U.S. media report a Dutch murder suspect in Peru has told police he is ready to lead authorities to the body of a missing American woman.

Peruvian officials said late Thursday that 22-year-old Joran van der Sloot has agreed to tell authorities in Aruba where to find the remains of Natalie Holloway.

Holloway disappeared during a school trip to the Caribbean island of Aruba in 2005. Aruban police arrested van der Sloot twice, but he was freed each time for lack of evidence.

The chief of Peru's criminal police told the Associated Press he does not know whether to take van der Sloot's offer seriously because he has made dubious claims about the Holloway case in the past.

Van der Sloot is being held by judicial authorities in Peru for the murder of a young Peruvian woman whom he met in a Lima casino last month.

Police moved the Dutchman to a cell at the prosecutor's office Thursday, dressing him in a bulletproof vest for the transfer.

Van der Sloot's transfer came as new video was released, showing him and the Peruvian woman, Stephany Flores, 21, meeting and shaking hands at the casino. The Dutchman was in Peru for a poker tournament.

Later surveillance camera footage shows van der Sloot entering his hotel room with Flores after the two spent time at the casino, and of him leaving the room alone a few hours later.

Investigators say van der Sloot confessed to killing Flores in a fit of rage in his hotel room May 30. They say van der Sloot was upset she looked up information about his past on his laptop computer.

Van der Sloot traveled to Chile the following day, but was apprehended there and returned to Peru.
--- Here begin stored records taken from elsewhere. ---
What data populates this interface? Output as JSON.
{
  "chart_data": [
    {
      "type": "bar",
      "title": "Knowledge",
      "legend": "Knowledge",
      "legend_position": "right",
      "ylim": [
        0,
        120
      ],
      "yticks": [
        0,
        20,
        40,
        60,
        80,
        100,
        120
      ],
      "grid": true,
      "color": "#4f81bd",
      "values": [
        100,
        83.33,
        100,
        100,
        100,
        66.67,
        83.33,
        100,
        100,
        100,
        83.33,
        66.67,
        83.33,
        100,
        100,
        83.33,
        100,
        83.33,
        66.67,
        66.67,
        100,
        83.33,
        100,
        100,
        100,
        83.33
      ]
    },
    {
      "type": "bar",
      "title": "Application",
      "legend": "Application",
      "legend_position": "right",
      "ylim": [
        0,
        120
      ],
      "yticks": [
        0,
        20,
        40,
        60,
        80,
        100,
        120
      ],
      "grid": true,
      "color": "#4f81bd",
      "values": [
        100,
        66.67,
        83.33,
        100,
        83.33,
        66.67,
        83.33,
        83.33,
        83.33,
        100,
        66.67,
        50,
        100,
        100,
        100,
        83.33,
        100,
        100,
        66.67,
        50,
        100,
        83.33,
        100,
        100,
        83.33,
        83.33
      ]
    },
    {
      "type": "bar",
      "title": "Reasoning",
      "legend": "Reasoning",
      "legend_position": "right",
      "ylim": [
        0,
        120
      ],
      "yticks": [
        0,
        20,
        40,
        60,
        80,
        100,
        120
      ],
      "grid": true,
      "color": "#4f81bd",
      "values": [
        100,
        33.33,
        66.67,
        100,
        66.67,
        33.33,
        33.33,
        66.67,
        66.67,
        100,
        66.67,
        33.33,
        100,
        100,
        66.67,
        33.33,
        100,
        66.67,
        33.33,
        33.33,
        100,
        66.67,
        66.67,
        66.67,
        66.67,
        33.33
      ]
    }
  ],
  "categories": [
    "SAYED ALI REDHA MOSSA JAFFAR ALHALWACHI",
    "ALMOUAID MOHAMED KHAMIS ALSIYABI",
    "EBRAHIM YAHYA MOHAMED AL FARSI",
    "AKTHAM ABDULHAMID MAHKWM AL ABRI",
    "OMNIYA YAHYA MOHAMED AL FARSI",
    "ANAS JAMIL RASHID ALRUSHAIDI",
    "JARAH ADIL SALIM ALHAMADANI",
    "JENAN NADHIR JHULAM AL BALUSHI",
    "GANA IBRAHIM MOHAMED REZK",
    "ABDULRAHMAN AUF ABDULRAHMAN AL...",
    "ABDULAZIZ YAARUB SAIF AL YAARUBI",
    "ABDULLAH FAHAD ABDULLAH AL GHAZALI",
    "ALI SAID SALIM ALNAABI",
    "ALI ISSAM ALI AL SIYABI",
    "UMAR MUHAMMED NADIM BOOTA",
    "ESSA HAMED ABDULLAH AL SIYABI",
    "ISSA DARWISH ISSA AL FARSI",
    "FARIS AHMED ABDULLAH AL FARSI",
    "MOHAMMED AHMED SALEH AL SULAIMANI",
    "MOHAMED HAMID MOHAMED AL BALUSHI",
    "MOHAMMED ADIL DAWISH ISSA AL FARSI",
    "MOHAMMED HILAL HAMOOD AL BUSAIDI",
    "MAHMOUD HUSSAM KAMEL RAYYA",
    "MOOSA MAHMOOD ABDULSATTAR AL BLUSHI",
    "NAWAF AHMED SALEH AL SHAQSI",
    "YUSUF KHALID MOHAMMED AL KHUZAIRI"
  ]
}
Authorities say Flores was killed five years to the day after the American woman, 18-year-old Natalee Holloway, disappeared in Aruba.

The U.S. Federal Bureau of Investigation said this week it had been investigating van der Sloot for trying to extort Holloway's family.

U.S. officials say van der Sloot offered to provide information about the location of Holloway's remains and the circumstances of her death, in exchange for $250,000.

New documents say the Dutchman told a family representative Holloway was buried at his father's house but that Aruban authorities determined the house had not been built at the time of the disappearance.

Some information for this report was provided by AP.